Brasília - O Senado criou ontem a nova CPI dos Cartões Corporativos, que será integrada por 11 senadores. Após forte pressão da oposição, o requerimento de criação foi lido pelo senador Efraim Morais (DEM-PB), primeiro-secretário da Casa Legislativa. A decisão de criar a nova CPI foi tomada depois de uma reunião de duas horas conduzida pelo presidente do Senado, Garibaldi Alves (PMDB-RN), com líderes da oposição e da base aliada.

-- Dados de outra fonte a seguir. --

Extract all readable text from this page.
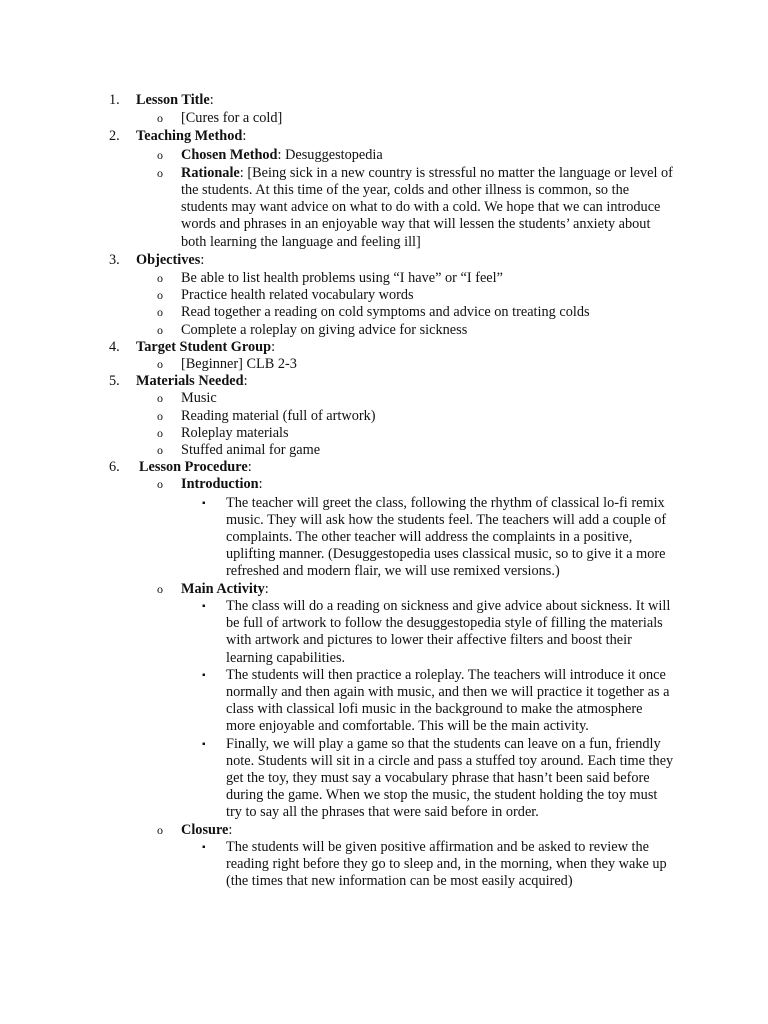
1.	Lesson Title:
o [Cures for a cold]
2.	Teaching Method:
o Chosen Method: Desuggestopedia
o Rationale: [Being sick in a new country is stressful no matter the language or level of the students. At this time of the year, colds and other illness is common, so the students may want advice on what to do with a cold. We hope that we can introduce words and phrases in an enjoyable way that will lessen the students’ anxiety about both learning the language and feeling ill]
3.	Objectives:
o Be able to list health problems using “I have” or “I feel”
o Practice health related vocabulary words
o Read together a reading on cold symptoms and advice on treating colds
o Complete a roleplay on giving advice for sickness
4.	Target Student Group:
o [Beginner] CLB 2-3
5.	Materials Needed:
o Music
o Reading material (full of artwork)
o Roleplay materials
o Stuffed animal for game
6.	Lesson Procedure:
o Introduction:
▪ The teacher will greet the class, following the rhythm of classical lo-fi remix music. They will ask how the students feel. The teachers will add a couple of complaints. The other teacher will address the complaints in a positive, uplifting manner. (Desuggestopedia uses classical music, so to give it a more refreshed and modern flair, we will use remixed versions.)
o Main Activity:
▪ The class will do a reading on sickness and give advice about sickness. It will be full of artwork to follow the desuggestopedia style of filling the materials with artwork and pictures to lower their affective filters and boost their learning capabilities.
▪ The students will then practice a roleplay. The teachers will introduce it once normally and then again with music, and then we will practice it together as a class with classical lofi music in the background to make the atmosphere more enjoyable and comfortable. This will be the main activity.
▪ Finally, we will play a game so that the students can leave on a fun, friendly note. Students will sit in a circle and pass a stuffed toy around. Each time they get the toy, they must say a vocabulary phrase that hasn’t been said before during the game. When we stop the music, the student holding the toy must try to say all the phrases that were said before in order.
o Closure:
▪ The students will be given positive affirmation and be asked to review the reading right before they go to sleep and, in the morning, when they wake up (the times that new information can be most easily acquired)
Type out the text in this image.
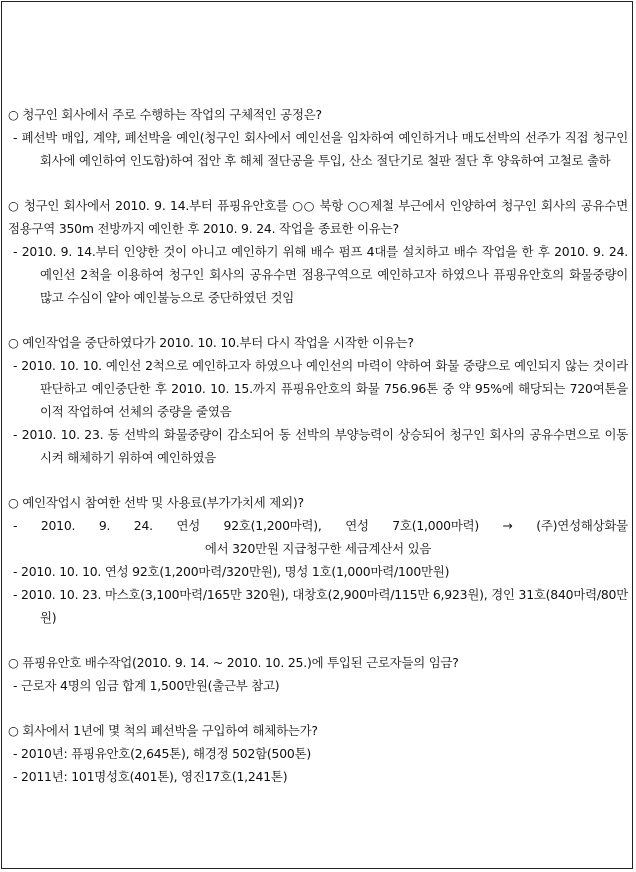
○ 청구인 회사에서 주로 수행하는 작업의 구체적인 공정은?

- 폐선박 매입, 계약, 폐선박을 예인(청구인 회사에서 예인선을 임차하여 예인하거나 매도선박의 선주가 직접 청구인 회사에 예인하여 인도함)하여 접안 후 해체 절단공을 투입, 산소 절단기로 철판 절단 후 양육하여 고철로 출하

○ 청구인 회사에서 2010. 9. 14.부터 퓨핑유안호를 ○○ 북항 ○○제철 부근에서 인양하여 청구인 회사의 공유수면 점용구역 350m 전방까지 예인한 후 2010. 9. 24. 작업을 종료한 이유는?

- 2010. 9. 14.부터 인양한 것이 아니고 예인하기 위해 배수 펌프 4대를 설치하고 배수 작업을 한 후 2010. 9. 24. 예인선 2척을 이용하여 청구인 회사의 공유수면 점용구역으로 예인하고자 하였으나 퓨핑유안호의 화물중량이 많고 수심이 얕아 예인불능으로 중단하였던 것임

○ 예인작업을 중단하였다가 2010. 10. 10.부터 다시 작업을 시작한 이유는?

- 2010. 10. 10. 예인선 2척으로 예인하고자 하였으나 예인선의 마력이 약하여 화물 중량으로 예인되지 않는 것이라 판단하고 예인중단한 후 2010. 10. 15.까지 퓨핑유안호의 화물 756.96톤 중 약 95%에 해당되는 720여톤을 이적 작업하여 선체의 중량을 줄였음

- 2010. 10. 23. 동 선박의 화물중량이 감소되어 동 선박의 부양능력이 상승되어 청구인 회사의 공유수면으로 이동시켜 해체하기 위하여 예인하였음

○ 예인작업시 참여한 선박 및 사용료(부가가치세 제외)?

- 2010. 9. 24. 연성 92호(1,200마력), 연성 7호(1,000마력) → (주)연성해상화물
에서 320만원 지급청구한 세금계산서 있음

- 2010. 10. 10. 연성 92호(1,200마력/320만원), 명성 1호(1,000마력/100만원)

- 2010. 10. 23. 마스호(3,100마력/165만 320원), 대창호(2,900마력/115만 6,923원), 경인 31호(840마력/80만원)

○ 퓨핑유안호 배수작업(2010. 9. 14. ~ 2010. 10. 25.)에 투입된 근로자들의 임금?

- 근로자 4명의 임금 합계 1,500만원(출근부 참고)

○ 회사에서 1년에 몇 척의 폐선박을 구입하여 해체하는가?

- 2010년: 퓨핑유안호(2,645톤), 해경정 502함(500톤)

- 2011년: 101명성호(401톤), 영진17호(1,241톤)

Diferentemente da CPI mista (formada por deputados e senadores) que já está em funcionamento, a nova comissão deve funcionar só no Senado - onde o governo não tem maioria, como na Câmara.
Garibaldi chegou a reunir lideranças da oposição e da base governista num almoço para tentar chegar a um acordo que impedisse a criação da segunda CPI. Sem consenso entre as partes, Garibaldi leu o requerimento contrariado.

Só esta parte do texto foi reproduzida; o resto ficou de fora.